Bulgurun Malatya’daki Yeri Başka
Malatya yemeklerinin ana taşıyıcısı bulgurdur. Ancak bulgur, burada tek bir formda kullanılmaz. Baş bulgurdan çiğ köftelik ince bulgura, sümütten yarma bulgura kadar çeşitli türleri bulunur. Her biri farklı tariflerde, farklı dokularda değerlendirilir. Buğday, büyük kazanlarda kaynatılıp güneş altında özenle kurutulur. Kurutma işlemi sırasında yağmurdan korunması ve zaman zaman çevrilerek nemin dengelenmesi gerekir. Kurutulan buğdaylar daha sonra elenerek ayıklanır ve taş değirmenlerde çeşitli boyutlarda öğütülerek farklı bulgur çeşitlerine dönüştürülür.
Sümüt olarak adlandırılan en ince bulgur türü genellikle çiğ köfte yapımında tercih edilirken, baş ve orta bulgur daha çok pilavlık ya da köfte harcı olarak kullanılır. Malatya’da bulgur sadece bir tahıl değil, aynı zamanda kültürel bir mirasın temel taşıdır.
Yarma ve Dövme ile Geleneksel Tatlar
Malatya mutfağında bulgur kadar sık kullanılan bir diğer buğday ürünü ise yarmadır. İnce yapılı, unlu görünümüyle tanınan yarma, etsiz köftelerde ve yaprak sarmalarında ana malzeme olarak kullanılır. Aynı buğdaydan elde edilen dövme ise biraz daha iri tanelidir ve özellikle çorba yapımında vazgeçilmezdir. Dövme, bazen pilavlarda da kullanılır; yemeğe hem doku hem de yoğunluk kazandırır.
Dövme aynı zamanda Malatya’ya özgü tarhananın da temelidir. Ancak bu tarhana, Anadolu’nun diğer bölgelerinde yaygın olan unlu versiyondan farklıdır. Dövme, su ve tuzla pişirilip ekmek hamuruyla mayalanır. Yoğurt ve nane ile zenginleştirilen karışım, yaklaşık 45 gün boyunca düzenli olarak karıştırılarak mayalanmaya bırakılır. Kurutulduktan sonra kışlık erzak olarak saklanır ve özellikle soğuk aylarda sofraların vazgeçilmezi olur.
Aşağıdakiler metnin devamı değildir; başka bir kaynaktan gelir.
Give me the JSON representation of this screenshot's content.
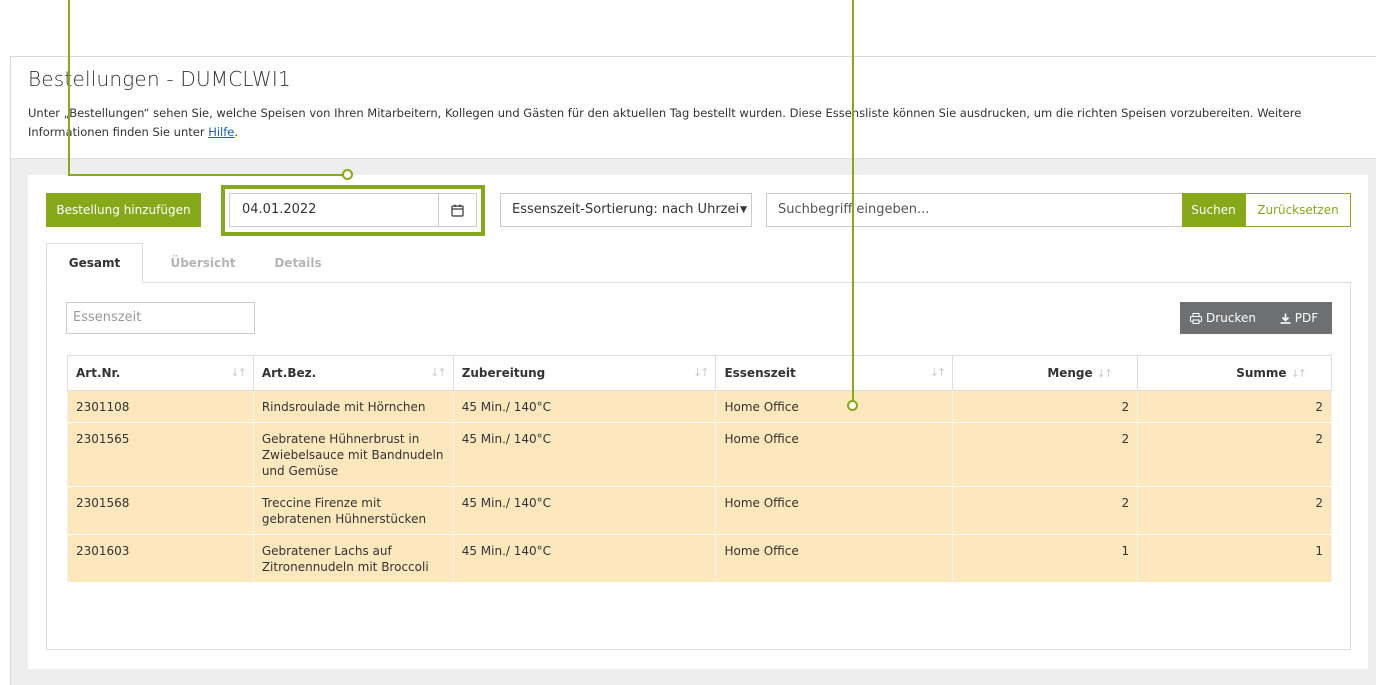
{
  "page": {
    "title": "Bestellungen - DUMCLWI1",
    "description_pre": "Unter „Bestellungen“ sehen Sie, welche Speisen von Ihren Mitarbeitern, Kollegen und Gästen für den aktuellen Tag bestellt wurden. Diese Essensliste können Sie ausdrucken, um die richten Speisen vorzubereiten. Weitere Informationen finden Sie unter ",
    "help_link": "Hilfe",
    "description_post": "."
  },
  "toolbar": {
    "add_label": "Bestellung hinzufügen",
    "date_value": "04.01.2022",
    "sort_label": "Essenszeit-Sortierung: nach Uhrzeit",
    "search_placeholder": "Suchbegriff eingeben...",
    "search_label": "Suchen",
    "reset_label": "Zurücksetzen"
  },
  "tabs": [
    {
      "label": "Gesamt",
      "active": true
    },
    {
      "label": "Übersicht",
      "active": false
    },
    {
      "label": "Details",
      "active": false
    }
  ],
  "filter": {
    "placeholder": "Essenszeit"
  },
  "actions": {
    "print_label": "Drucken",
    "pdf_label": "PDF"
  },
  "table": {
    "headers": [
      "Art.Nr.",
      "Art.Bez.",
      "Zubereitung",
      "Essenszeit",
      "Menge",
      "Summe"
    ],
    "rows": [
      [
        "2301108",
        "Rindsroulade mit Hörnchen",
        "45 Min./ 140°C",
        "Home Office",
        "2",
        "2"
      ],
      [
        "2301565",
        "Gebratene Hühnerbrust in Zwiebelsauce mit Bandnudeln und Gemüse",
        "45 Min./ 140°C",
        "Home Office",
        "2",
        "2"
      ],
      [
        "2301568",
        "Treccine Firenze mit gebratenen Hühnerstücken",
        "45 Min./ 140°C",
        "Home Office",
        "2",
        "2"
      ],
      [
        "2301603",
        "Gebratener Lachs auf Zitronennudeln mit Broccoli",
        "45 Min./ 140°C",
        "Home Office",
        "1",
        "1"
      ]
    ]
  },
  "colors": {
    "accent": "#86a91a",
    "row_highlight": "#fde8bd",
    "dark_button": "#6d6f71"
  },
  "icons": [
    "calendar-icon",
    "caret-down-icon",
    "printer-icon",
    "download-icon",
    "sort-icon"
  ]
}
Ekşiliğin Kaynağı: Erik Ekşisi ve Kef
Malatya yemeklerine özgü tatlardan biri de belirgin ekşiliğidir. Bu tat çoğunlukla, olgunlaşmadan toplanan eriklerin büyük kazanlarda kaynatılıp süzülerek elde edilen erik ekşisinden gelir. Bu ekşi, güneşte kıvam alana dek bekletilir ve özellikle ekşili köfte gibi yemeklerde kullanılır. Neredeyse pekmez kıvamında olan bu ürün, doğal bir asidik lezzet sağlar.
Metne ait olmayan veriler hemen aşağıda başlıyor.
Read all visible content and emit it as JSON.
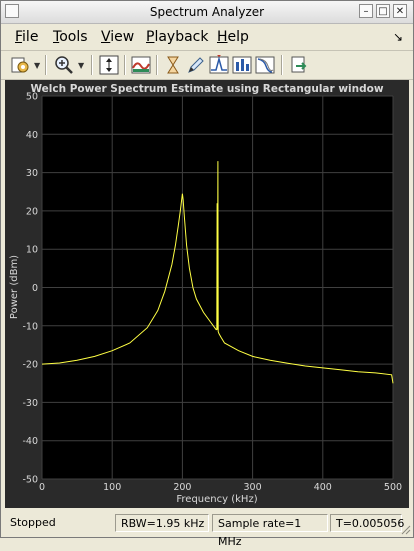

Bir diğer özgün lezzet olan kef ise tereyağının eritilerek tortularının una kavrulmasıyla elde edilir. Bu yoğun karışım özellikle çorbalarda tat derinliği yaratmak amacıyla tercih edilir. Malatya'nın mutfak kültüründe yağ sadece bir pişirme aracı değil, aynı zamanda aromatik bir bileşendir.
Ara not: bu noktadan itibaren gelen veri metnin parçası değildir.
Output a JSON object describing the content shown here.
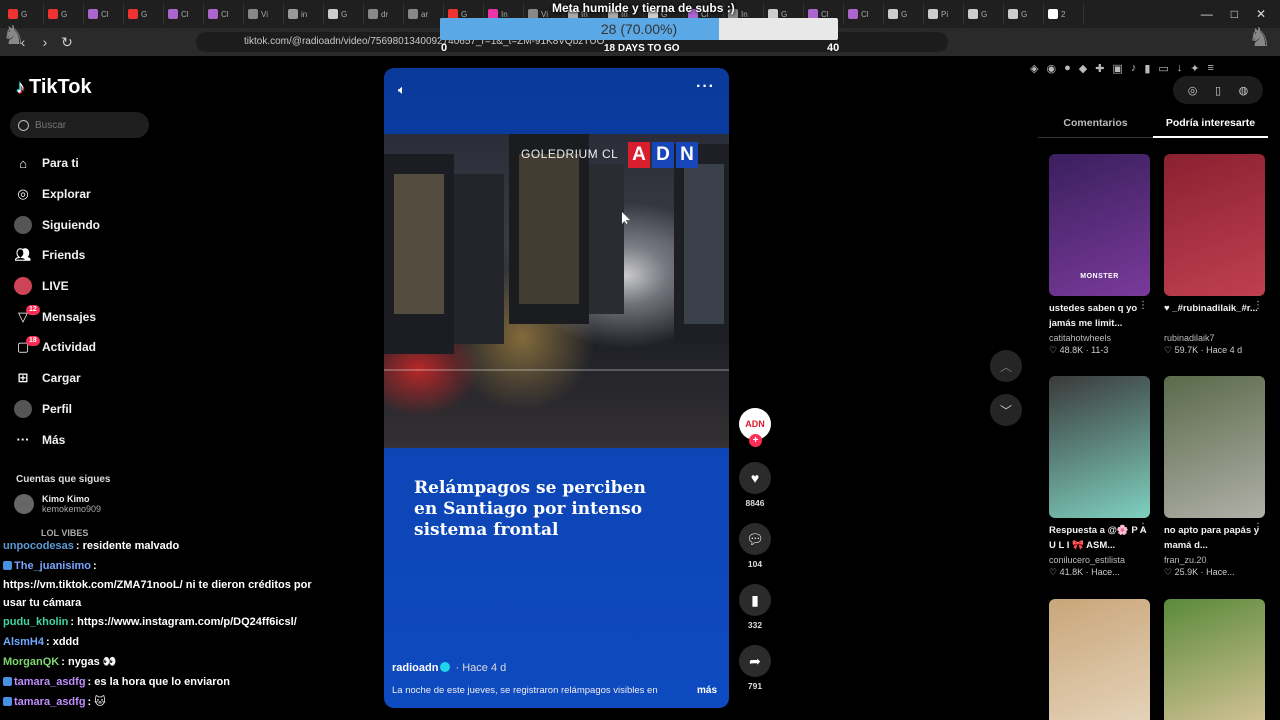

Unutulmaya Yüz Tutmuş Malzemeler ve Kışa Hazırlık
Yörenin zenginliğini ortaya koyan detaylardan biri de yaz mevsiminde yapılan kışlık hazırlıklardır. Taze sebzeler oyularak ya da doğrudan ipe dizilerek güneşte kurutulur. “Külah” olarak adlandırılan bu kurutulmuş biber, patlıcan ve salatalıklar, kışın dolma olarak sofralara geri döner. Aynı şekilde kiraz, ayva ve fasulye yaprakları da kurutulup sarmalarda kullanılır.
Mercimek, özellikle kahverengi olan türü, çorba ve köfte tariflerinde sıklıkla kullanılır. Yarmaca adı verilen, siyah nohudun çekilerek ikiye bölünmesiyle elde edilen malzeme ise bulgur pilavlarına lezzet ve kıvam katar. Bunun yanı sıra, maş fasulyesi ve kişniş gibi daha az bilinen fakat aroması güçlü ürünler de yöresel tariflerde kendine yer bulur.
Dere otunun tuzla salamura edilmesiyle hazırlanan “samut” ise, Malatya’ya özgü en ilginç malzemelerden biridir. Ayrıca kişnişin kavrulup toz haline getirilerek baharat olarak kullanılması da, yörenin damak tadındaki özgünlüğü yansıtır.
Malatya mutfağı, yalnızca tariflerden değil, bu tariflerin arkasında yatan malzeme çeşitliliğinden ve hazırlama tekniklerinden beslenir. Her bir ürün, doğayla uyumlu geleneksel yöntemlerle hazırlanır ve nesilden nesile aktarılan bu lezzet yolculuğu, bölgenin kültürel hafızasında sağlam bir yer edinmiştir. Bu zengin mutfak, sadece karın doyurmaz; aynı zamanda geçmişin izlerini günümüz sofralarına taşır.